Was nach ihrem Studium wird, fragt sich zur Zeit Ulrike Ziebuhr. Sie steht mit ihren fünf Semestern kurz vor der Abschlußarbeit, und damit ist jetzt die Zeit der Bewerbungen angebrochen. Ergebnis bisher: Fehlanzeige. Die 41jährige hatte damals ihr Lehramtsstudium nach dem ersten Staatsexamen abgebrochen und blieb wegen ihrer zwei Kinder zehn Jahre lang zu Hause. Als sie sich vor kurzem auf die Stelle der Gleichstellungsbeauftragten in einer Nachbarstadt bewarb, hatte sie gegen die 46 Mit-Kandidatinnen keine Chance. „Es ist schon ein Problem, jetzt beruflich Fuß zu fassen, weil mir ja jede berufliche Praxis fehlt.“
Damit ist die zukünftige ‚Referentin für Frauenfragen‘ aber eher eine Ausnahme unter ihren Kommilitoninnen, deren Chancen auf einen Job teilweise – wenn auch nicht immer – besser stehen oder die ihr Frauenstudium von vornherein berufsbegleitend absolvieren. Oder die sich, wie Schulamtsleiterin Edeltraud Paetsch, beurlauben ließen. Oder die auf den Geschmack gekommen sind und noch ein „richtiges“ Studium anhängen.

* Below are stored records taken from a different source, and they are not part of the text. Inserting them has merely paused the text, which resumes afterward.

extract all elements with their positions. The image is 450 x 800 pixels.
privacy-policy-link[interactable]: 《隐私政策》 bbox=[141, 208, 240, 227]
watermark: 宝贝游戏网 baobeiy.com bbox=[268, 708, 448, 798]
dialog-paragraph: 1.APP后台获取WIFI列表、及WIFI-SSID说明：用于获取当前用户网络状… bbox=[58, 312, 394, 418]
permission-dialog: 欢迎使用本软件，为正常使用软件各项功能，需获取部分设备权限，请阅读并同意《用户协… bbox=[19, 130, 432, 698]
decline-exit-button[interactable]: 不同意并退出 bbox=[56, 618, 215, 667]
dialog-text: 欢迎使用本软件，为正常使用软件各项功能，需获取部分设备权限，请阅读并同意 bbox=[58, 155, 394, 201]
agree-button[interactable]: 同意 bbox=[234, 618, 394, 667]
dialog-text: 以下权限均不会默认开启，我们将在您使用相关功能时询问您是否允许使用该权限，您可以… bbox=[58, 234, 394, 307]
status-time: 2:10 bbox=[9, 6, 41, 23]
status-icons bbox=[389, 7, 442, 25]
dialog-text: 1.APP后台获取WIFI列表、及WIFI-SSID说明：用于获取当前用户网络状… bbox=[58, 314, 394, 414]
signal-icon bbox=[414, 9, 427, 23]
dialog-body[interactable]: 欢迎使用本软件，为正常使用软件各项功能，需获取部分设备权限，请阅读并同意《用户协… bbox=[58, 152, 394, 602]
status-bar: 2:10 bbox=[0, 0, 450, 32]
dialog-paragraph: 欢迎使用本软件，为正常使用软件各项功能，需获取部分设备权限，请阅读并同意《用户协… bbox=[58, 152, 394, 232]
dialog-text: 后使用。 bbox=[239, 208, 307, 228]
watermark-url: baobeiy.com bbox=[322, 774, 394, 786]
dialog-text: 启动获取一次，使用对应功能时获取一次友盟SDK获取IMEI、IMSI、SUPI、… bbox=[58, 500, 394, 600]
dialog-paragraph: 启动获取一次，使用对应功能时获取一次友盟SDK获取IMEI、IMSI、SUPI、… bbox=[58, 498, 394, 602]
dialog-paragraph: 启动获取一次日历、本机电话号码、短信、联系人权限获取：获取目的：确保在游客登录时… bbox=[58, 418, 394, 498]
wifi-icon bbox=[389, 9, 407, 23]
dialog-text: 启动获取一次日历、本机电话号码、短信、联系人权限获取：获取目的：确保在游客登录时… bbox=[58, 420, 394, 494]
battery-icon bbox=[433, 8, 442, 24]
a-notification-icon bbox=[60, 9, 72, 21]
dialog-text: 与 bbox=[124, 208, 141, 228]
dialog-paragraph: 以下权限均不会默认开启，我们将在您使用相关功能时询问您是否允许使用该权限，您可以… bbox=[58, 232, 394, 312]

Maria weiß nur, daß sie „aus dieser verdammten Abhängigkeit von meinem Mann raus will.“ Heute abend muß sie auf alle Fälle ihr Referat über die ‚Einführung ins wissenschaftliche Arbeiten‘ vorbereiten. Das muß sie morgen vor 120 Leuten halten und hat deshalb etwas Grummeln im Bauch.
Ingrid weiß schon ziemlich genau, was sie später mit ihrem Frauen-Zertifikat machen will: in einer Beratungsstelle arbeiten und „Frauen bei der Scheidung helfen“. Sie hat es auch eilig, weil sie heute abend noch weiter lernt – in ihrem Selbstverteidigungskurs.